3. Il résulte de l'instruction que l'avis de vérification du 20 décembre 2017 indiquait que les opérations de vérification devaient porter sur l'activité professionnelle de M. B... sous l'enseigne " Le Barachois " et que la vérificatrice a effectué des contrôles visant les déclarations et opérations de l'entreprise individuelle de M. B.... La circonstance qu'au cours de la vérification de comptabilité, le vérificateur ait examiné un compte bancaire mixte de l'intéressé ne suffit pas à caractériser le début d'une vérification approfondie de la situation fiscale d'ensemble, dès lors que seul le compte bancaire ouvert au nom de M. D... a été examiné et que les comptes personnels des époux B... n'ont pas donné lieu à un contrôle. Contrairement à ce qui est soutenu, la circonstance que les crédits bancaires figurant sur ce compte mixte aient été rattachés à l'activité professionnelle de M. B... ne saurait non plus être regardée comme caractéristique d'une vérification approfondie de situation fiscale d'ensemble. Au surplus, les impositions litigieuses résultant de la mise en œuvre de la procédure de l'évaluation d'office pour défaut de déclaration malgré l'envoi de mises en demeure, les moyens tirés de ce que la procédure de contrôle aurait été irrégulière sont tout état de cause inopérants.

Sur le bien-fondé de l'imposition :

4. Aux termes de l'article 978 du code des impôts de la Nouvelle-Calédonie : " Peuvent être évalués d'office, les bénéfices des contribuables qui perçoivent des revenus industriels, commerciaux ou artisanaux (...) lorsque ces contribuables sont imposés selon le régime du bénéfice réel, que la déclaration annuelle des résultats n'a pas été déposée dans le délai légal et qu'ils n'ont pas régularisé leur situation dans les trente jours de la notification d'une première mise en demeure. (...) ". Aux termes de l'article 1099 du code des impôts : " Lorsque l'imposition a été établie suivant la procédure de taxation d'office, la charge de la preuve incombe au contribuable qui demande la décharge ou la réduction de l'imposition (...) " et, en vertu de l'article 1100 du même code : " En cas de procédure d'office, le contribuable doit démontrer le caractère exagéré de l'imposition. ". Les bénéfices de M. B... ayant été évalués d'office, les requérants ont la charge de la preuve de l'exagération des impositions qu'ils contestent.

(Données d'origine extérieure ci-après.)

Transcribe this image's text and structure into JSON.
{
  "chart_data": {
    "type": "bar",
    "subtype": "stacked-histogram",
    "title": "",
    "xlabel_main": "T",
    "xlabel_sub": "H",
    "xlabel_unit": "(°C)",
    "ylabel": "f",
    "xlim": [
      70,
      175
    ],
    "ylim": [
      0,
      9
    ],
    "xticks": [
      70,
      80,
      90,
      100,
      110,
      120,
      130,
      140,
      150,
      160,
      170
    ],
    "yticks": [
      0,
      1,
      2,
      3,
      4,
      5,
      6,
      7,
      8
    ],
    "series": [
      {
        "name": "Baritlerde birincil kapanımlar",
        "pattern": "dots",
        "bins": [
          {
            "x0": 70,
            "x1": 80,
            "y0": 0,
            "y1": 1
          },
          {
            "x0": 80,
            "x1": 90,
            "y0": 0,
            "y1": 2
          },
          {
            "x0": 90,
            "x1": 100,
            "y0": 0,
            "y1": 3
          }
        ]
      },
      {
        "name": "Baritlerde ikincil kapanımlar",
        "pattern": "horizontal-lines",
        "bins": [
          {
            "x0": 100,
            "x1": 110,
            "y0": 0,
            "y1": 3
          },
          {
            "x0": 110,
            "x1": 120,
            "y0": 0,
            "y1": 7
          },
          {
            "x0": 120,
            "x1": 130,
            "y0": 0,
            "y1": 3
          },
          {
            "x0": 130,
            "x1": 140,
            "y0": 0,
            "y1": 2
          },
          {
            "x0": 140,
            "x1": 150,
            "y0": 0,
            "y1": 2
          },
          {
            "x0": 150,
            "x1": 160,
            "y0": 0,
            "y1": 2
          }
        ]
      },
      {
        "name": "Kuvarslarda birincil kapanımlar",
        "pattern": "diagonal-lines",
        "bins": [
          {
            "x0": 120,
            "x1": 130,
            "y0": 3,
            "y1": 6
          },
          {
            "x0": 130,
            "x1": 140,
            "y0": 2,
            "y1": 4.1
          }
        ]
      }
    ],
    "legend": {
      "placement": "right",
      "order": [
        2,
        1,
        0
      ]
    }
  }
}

5. Aux termes du I de l'article 18 du même code général des impôts de la

Nouvelle-Calédonie : " Le bénéfice net est déterminé d'après les résultats d'ensemble des opérations de toute nature effectuées par les entreprises y compris notamment les cessions d'éléments quelconque de l'actif, soit en cours soit en fin d'exploitation. ". Aux termes du II de l'article 18 du même code : " Le bénéfice net est constitué par la différence entre les valeurs de l'actif net à la clôture et à l'ouverture de la période dont les résultats doivent servir de base à l'impôt diminuée des suppléments d'apport et augmentée des prélèvements effectués par l'exploitant ou par les associés. L'actif net s'entend de l'excédent des valeurs d'actif sur le total formé au passif par les créances des tiers, les amortissements et les provisions justifiés ".

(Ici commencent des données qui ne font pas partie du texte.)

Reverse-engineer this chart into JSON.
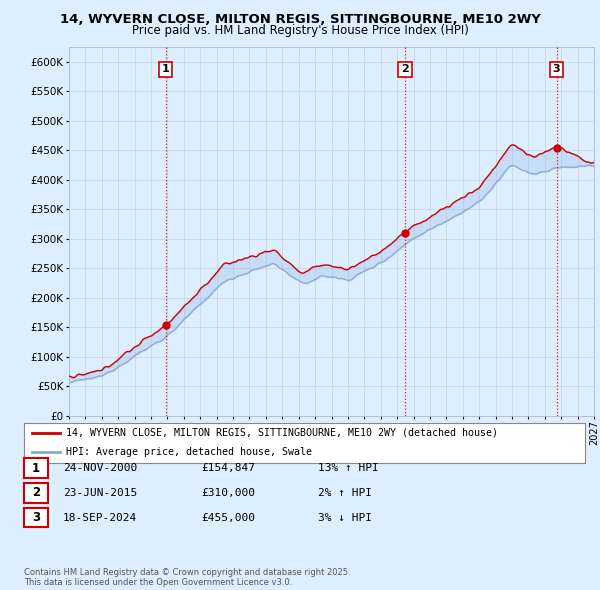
{
  "title": "14, WYVERN CLOSE, MILTON REGIS, SITTINGBOURNE, ME10 2WY",
  "subtitle": "Price paid vs. HM Land Registry's House Price Index (HPI)",
  "bg_color": "#ddeeff",
  "plot_bg_color": "#ddeeff",
  "ylim": [
    0,
    625000
  ],
  "yticks": [
    0,
    50000,
    100000,
    150000,
    200000,
    250000,
    300000,
    350000,
    400000,
    450000,
    500000,
    550000,
    600000
  ],
  "year_start": 1995,
  "year_end": 2027,
  "sale_color": "#cc0000",
  "hpi_color": "#88aacc",
  "sale_label": "14, WYVERN CLOSE, MILTON REGIS, SITTINGBOURNE, ME10 2WY (detached house)",
  "hpi_label": "HPI: Average price, detached house, Swale",
  "transactions": [
    {
      "num": 1,
      "date": "24-NOV-2000",
      "price": 154847,
      "pct": "13%",
      "dir": "↑"
    },
    {
      "num": 2,
      "date": "23-JUN-2015",
      "price": 310000,
      "pct": "2%",
      "dir": "↑"
    },
    {
      "num": 3,
      "date": "18-SEP-2024",
      "price": 455000,
      "pct": "3%",
      "dir": "↓"
    }
  ],
  "footer": "Contains HM Land Registry data © Crown copyright and database right 2025.\nThis data is licensed under the Open Government Licence v3.0.",
  "vline_color": "#cc0000",
  "grid_color": "#c0ccd8"
}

6. En vertu des dispositions de l'article 1101 du code des impôts de Nouvelle-Calédonie un procès-verbal de constatation de défaut de présentation de comptabilité a été dressé le

25 janvier 2018. Le service a calculé la moyenne arithmétique des chiffres d'affaires reconstitués obtenus pour les années 2015 et 2016 par application de deux méthodes de reconstitution différentes pour arrêter le résultat fiscal imposable des années 2015 et 2016 et déterminer les impositions supplémentaires à la charge de M. et Mme B....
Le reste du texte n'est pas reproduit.